According to the Department of Environment and Natural Resources (DENR), about a billion cubic meters or about 200,000 hectares of one-meter deep topsoil are lost every year due to erosion.
“No other soil phenomenon is more destructive worldwide than is soil erosion,” wrote Dr. Nyle C. Brady in his book, “The Nature and Properties of Soils.” “It involves losing water and plant nutrients at rates far higher than those occurring through leaching. More tragically, however, it can result in the loss of the entire soil.”
When soil erodes from fields, it does not simply move to another spot on the farm. Much of it ends up in streams, rivers, lakes and coastal areas.

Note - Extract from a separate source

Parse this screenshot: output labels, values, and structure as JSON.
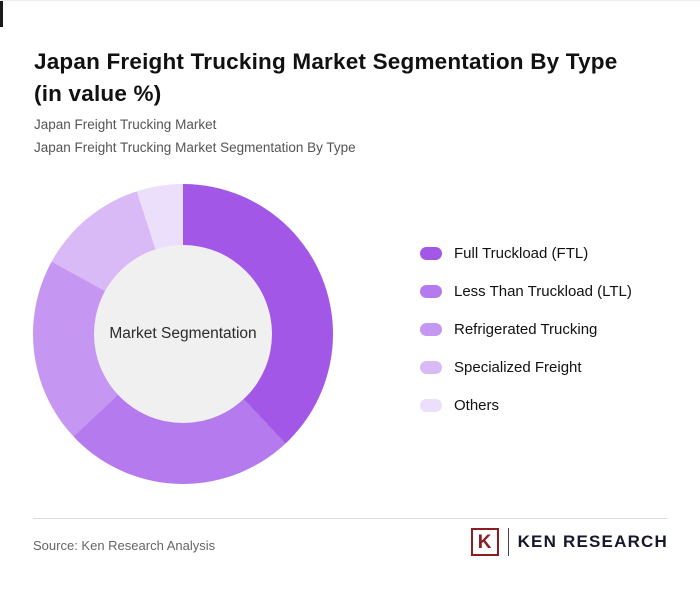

Sedimentation, as a result of deforestation in the uplands, is said to be the most important single cause of coral reef destruction.
“The biggest culprit is perhaps forest denudation,” pointed out the Bureau of Fisheries and Aquatic Resources (BFAR), a line agency of the Department of Agriculture.
“When loggers, kaingineros, firewood gatherers, and charcoal makers cut down trees and burn underbrush,” the BFAR explained, “they leave the soil of the mountainsides bare and defenseless against strong wind and rain.
“During rains, runoff carries eroded soil down to the rivers that deposit it in the sea,” it further said. “This siltation smothers reefs and kills or drives away to inhospitable areas the fishes that feed and shelter among the corals.”
Deforestation is also cited as one of the perpetrators of global warming. Intact forests produce a substantial portion of the earth’s oxygen and remove carbon dioxide, a greenhouse gas, from the atmosphere. Cutting and burning trees contribute 25% of the world’s global warming gasses, studies show.
In recent years, corals are exhibiting a new kind of degradation: massive bleaching. “When subjected to extreme stress, (the corals) jettison the colorful algae they live in symbiosis with, exposing the white skeleton of dead coral beneath a single layer of clear living tissue. If the stress persists, the coral dies,” explains John C. Ryan of the Washington, D.C.-based Worldwatch Institute.
Bleaching has been cited as “the worst threat to the survival of coral reefs.” “While its causes are not known, bleaching appears when ocean temperature are abnormally high,” Ryan writes.
This phenomenon lead some scientists to call it “a harbinger of global warming.”
But the biggest threat is still deforestation that causes soil erosion. As the recent study, published in “Nature Communications,” puts it: “Curbing sediment pollution to coral reefs is one of the major recommendations to buy time for corals to survive ocean warming and bleaching events in the future. Our results clearly show that land use management is the most important policy action needed to prevent further damage and preserve the reef ecosystem.”
The researchers of the study found that mitigating erosion on land is more important to saving coral reefs right now than even addressing climate change. “Without addressing the current issues, we won’t have living coral reefs to try and save from warmer ocean temperatures,” they pointed out.
Meanwhile, studies on reef conservation are being implemented in various places in the country, including: Bolinao, Pangasinan, Zambales, Marinduque, Palawan, New Sagay in Negros Occidental, Dumaguete in Negros Oriental, and Misamis Occidental.
The targeted coral reefs are in Ilocos Norte, Cagayan, Batanes, Batangas, Mindoro, Romblon, Palawan, Panay, Negros Occidental, Bohol, Eastern and Northern Samar, Zamboanga, Tawi-Tawi, Camiguin Island, and Davao.